I think most charities are tax deductible only in their own countries. Oxford's cross country deductiblity is more the exception than the rule. To be specific, I'll not get a tax deduction in India if I contributed to fhi. But if I swap with an englishman who wanted to contribute to the ramakrishna mission or child relief and you (indian charities) then we both benefit.

I agree on potential regulatory issues. That's why I wanted more opinions.

I agree with your assessment. Nonetheless it appears to be an idea that is new and could in specific circumstance be workable.

This is a good idea, though not a new one. Others have abandoned the idea of a formal system for this on the grounds that:

1) It may be illegal 2) Quite a few people think it is illegal or morally dubious (whether or not it is actually illegal or immoral)

It would be insane to proceed with this without confirming (1). If illegal, it would open you up to criminal prosecution, and more importantly, seriously hurt the movements you are trying to help. I think that whether or not it turns out to be illegal, (2) is sufficient reason to not pursue it. It may cause serious reputational damage to the movement which I'd expect to easily outweigh the financial benefits.

I also think that the 10% to 20% boost is extremely optimistic. That would only be achieved if almost everyone was using it and they all wanted to spend most of their money funding charities that don't operate in their countries. I'd expect something more like a boost of a few percent.

Note that there are also very good alternatives. One example is a large effort to encourage people to informally do this in a non-matched way by donating to the subset of effective charities that are tax deductable in their country. This could get most of the benefits for none of the costs.

Thanks, Toby. I expected that the legal risks would be quite an issue. Point noted. I had not expected this to be a new idea as well, after all it seemed too simple. I guess a more informal means is good for now. Hope the EA forum has such a place to make this discussion.

This seems like an interesting idea. We could use this thread to test if the idea is worth pursuing further... anyone wishing to donate to a charity they can't deduct donations for from their taxes could announce this intention and we could see if swap opportunities arise.

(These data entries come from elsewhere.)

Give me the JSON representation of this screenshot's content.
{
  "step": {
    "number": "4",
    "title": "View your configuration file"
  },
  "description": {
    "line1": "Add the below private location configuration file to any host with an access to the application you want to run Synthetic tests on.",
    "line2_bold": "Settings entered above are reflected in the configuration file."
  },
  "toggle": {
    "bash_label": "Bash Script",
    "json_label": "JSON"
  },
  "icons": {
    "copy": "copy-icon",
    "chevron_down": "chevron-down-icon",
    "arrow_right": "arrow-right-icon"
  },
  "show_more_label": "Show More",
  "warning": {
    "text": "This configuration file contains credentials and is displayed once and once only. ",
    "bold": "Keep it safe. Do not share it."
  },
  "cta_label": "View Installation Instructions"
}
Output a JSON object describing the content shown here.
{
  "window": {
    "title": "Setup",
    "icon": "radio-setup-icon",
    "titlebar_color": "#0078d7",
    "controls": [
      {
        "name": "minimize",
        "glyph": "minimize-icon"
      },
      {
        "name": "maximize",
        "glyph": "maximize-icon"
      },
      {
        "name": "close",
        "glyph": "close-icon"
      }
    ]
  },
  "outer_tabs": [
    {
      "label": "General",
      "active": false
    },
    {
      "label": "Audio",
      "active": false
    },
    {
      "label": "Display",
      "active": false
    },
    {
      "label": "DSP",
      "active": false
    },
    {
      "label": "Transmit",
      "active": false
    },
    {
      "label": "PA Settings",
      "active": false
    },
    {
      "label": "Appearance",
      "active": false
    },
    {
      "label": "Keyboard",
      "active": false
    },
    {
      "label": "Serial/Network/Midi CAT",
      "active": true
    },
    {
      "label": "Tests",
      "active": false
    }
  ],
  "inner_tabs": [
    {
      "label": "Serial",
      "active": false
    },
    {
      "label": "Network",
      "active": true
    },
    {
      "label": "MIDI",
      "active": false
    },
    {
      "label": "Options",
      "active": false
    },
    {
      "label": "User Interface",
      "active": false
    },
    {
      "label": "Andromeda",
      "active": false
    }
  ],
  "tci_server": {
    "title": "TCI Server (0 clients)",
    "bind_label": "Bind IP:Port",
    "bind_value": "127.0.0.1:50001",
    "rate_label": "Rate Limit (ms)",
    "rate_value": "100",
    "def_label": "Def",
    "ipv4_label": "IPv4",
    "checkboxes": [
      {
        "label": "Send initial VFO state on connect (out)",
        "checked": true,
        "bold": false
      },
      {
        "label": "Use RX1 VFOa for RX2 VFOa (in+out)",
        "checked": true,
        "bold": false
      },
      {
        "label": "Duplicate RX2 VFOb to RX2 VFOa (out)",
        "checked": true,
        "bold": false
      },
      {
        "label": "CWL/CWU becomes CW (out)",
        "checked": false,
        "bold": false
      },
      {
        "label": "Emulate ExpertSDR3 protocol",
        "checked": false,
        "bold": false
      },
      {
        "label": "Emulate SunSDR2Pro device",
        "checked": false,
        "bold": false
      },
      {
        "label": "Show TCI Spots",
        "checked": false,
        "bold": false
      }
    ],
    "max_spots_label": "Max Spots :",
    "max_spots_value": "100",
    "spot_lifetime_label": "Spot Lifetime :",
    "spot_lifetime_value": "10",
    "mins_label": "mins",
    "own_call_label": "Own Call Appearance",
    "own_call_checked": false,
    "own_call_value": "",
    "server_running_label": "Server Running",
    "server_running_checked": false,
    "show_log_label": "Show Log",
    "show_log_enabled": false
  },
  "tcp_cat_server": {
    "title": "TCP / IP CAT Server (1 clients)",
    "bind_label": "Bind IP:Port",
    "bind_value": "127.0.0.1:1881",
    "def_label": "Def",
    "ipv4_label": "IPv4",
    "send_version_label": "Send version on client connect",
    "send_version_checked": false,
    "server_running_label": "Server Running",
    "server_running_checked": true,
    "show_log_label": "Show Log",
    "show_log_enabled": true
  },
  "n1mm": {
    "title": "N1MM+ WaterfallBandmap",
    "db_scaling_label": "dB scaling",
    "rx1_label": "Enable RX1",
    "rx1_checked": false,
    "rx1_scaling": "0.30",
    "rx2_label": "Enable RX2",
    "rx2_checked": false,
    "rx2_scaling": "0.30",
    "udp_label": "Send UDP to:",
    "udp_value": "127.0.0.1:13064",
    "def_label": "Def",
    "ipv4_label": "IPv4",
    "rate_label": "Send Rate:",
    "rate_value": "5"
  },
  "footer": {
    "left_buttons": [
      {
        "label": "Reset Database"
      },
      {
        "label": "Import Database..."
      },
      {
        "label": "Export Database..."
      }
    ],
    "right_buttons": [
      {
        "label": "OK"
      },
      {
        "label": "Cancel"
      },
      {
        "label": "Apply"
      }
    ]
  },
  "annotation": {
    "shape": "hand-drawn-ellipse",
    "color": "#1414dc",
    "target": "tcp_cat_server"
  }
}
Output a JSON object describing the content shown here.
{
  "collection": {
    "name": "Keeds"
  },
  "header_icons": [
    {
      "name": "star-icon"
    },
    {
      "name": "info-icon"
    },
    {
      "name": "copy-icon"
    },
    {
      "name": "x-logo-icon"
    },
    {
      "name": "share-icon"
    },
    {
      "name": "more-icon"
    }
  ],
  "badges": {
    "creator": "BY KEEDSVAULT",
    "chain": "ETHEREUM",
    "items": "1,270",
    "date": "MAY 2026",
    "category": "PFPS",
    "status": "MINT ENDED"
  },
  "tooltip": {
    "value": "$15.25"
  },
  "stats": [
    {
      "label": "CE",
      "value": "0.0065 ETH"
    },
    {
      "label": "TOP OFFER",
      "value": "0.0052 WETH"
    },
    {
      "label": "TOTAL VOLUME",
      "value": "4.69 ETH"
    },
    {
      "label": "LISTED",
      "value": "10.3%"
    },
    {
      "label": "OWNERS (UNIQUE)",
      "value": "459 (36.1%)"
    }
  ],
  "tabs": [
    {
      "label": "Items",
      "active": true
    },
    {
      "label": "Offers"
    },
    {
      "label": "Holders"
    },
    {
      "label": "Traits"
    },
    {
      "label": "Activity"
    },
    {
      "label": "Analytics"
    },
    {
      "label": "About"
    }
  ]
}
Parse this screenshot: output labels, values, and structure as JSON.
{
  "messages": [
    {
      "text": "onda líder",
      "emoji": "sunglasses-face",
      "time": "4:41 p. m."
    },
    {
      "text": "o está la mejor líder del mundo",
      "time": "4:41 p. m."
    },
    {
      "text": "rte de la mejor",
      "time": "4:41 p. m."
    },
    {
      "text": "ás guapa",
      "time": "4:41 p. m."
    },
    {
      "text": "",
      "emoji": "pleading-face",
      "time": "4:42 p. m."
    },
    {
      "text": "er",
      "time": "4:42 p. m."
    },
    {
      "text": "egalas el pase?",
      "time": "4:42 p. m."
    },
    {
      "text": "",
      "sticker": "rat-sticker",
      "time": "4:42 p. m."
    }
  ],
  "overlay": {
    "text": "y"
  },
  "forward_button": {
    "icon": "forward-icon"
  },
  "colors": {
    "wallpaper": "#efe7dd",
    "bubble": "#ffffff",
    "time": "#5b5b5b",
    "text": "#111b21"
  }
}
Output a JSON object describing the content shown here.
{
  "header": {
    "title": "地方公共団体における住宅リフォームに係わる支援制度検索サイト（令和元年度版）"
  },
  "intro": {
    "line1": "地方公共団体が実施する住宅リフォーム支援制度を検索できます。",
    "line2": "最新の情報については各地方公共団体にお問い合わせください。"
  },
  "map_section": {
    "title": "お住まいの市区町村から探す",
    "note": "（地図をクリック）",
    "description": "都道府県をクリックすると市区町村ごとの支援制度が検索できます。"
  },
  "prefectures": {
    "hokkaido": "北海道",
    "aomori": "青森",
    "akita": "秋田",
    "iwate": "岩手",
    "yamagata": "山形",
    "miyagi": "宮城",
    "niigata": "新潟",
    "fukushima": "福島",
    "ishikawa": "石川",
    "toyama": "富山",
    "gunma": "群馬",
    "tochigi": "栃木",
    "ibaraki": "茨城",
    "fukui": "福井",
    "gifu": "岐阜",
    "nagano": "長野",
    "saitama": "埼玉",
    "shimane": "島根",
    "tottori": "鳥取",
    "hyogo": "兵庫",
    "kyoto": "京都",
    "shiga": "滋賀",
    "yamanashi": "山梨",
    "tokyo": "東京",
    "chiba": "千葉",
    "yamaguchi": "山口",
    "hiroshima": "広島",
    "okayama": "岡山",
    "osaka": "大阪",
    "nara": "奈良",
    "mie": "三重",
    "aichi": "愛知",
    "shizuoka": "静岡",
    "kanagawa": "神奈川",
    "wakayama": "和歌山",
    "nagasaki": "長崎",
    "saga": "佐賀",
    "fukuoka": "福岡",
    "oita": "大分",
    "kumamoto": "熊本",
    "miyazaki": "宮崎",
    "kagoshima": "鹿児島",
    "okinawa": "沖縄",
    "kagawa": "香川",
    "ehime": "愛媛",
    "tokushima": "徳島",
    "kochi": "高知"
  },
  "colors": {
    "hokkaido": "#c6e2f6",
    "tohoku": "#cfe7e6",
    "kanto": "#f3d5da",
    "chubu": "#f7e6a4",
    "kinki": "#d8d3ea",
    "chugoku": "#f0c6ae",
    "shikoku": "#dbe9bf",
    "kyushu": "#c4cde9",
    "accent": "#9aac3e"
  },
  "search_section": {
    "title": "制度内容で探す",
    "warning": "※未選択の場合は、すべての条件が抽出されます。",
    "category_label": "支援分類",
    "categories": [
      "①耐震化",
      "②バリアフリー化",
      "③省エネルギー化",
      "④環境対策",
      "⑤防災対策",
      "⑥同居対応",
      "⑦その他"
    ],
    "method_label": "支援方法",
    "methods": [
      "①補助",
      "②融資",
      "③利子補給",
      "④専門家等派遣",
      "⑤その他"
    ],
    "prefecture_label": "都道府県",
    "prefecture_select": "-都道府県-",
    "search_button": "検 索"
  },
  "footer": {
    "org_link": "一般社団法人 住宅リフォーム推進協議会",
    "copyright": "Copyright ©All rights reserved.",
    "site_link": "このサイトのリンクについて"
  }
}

I've been donating to CFAR and MIRI, and in fact a CFAR donation of ~$300 is on my todo list currently. If anyone wants to swap for a UK org that I can gift aid (so they get 25% extra), let me know.

A nice idea likely with other, more general opportunities for legal jurisdiction swaps. It's probably quite handy to live near a border.

I sort of do this with Amazon. Living in Washington State, I'll often get taxed, so I'll look for out of state sellers instead.

You don't even need to have both people need tax deductibility, all you need is comparative advantage. Suppose we both want to donate $100, but to different charities, and donations to my charity are not tax deductible in my jurisdiction, but both are in yours. And suppose my tax rate is 20%. If I instead give $100 to your charity and $10 to mine, and you give $90 to my charity, then both charities still end up with $100, but you're only out $90. I'm out $110, but $100 of that is tax deductible, so I get $20 back, so I'm out $90.

I wonder about the possibility of coordinating this behind the backs of hostile regulators. If you make the deals anonymously, you need a way of verifying that the other party follows through. Maybe you arrange the deal on an anonymous clearinghouse, use encrypted communication to agree on an irregular amount, both escrow (at least) that amount, show each other the receipts (you don't need to conceal your identities from each other, just from observers) with the odd amount serving as verification that it's your transaction, then release the escrowed funds?

No doubt there are less amateurish crypto-transaction designers than I reading this who can weigh in.

There are lots of ways, but if you need to go crypto-geek in order to avoid charges of tax evasion for you charitable giving, I think you already lost.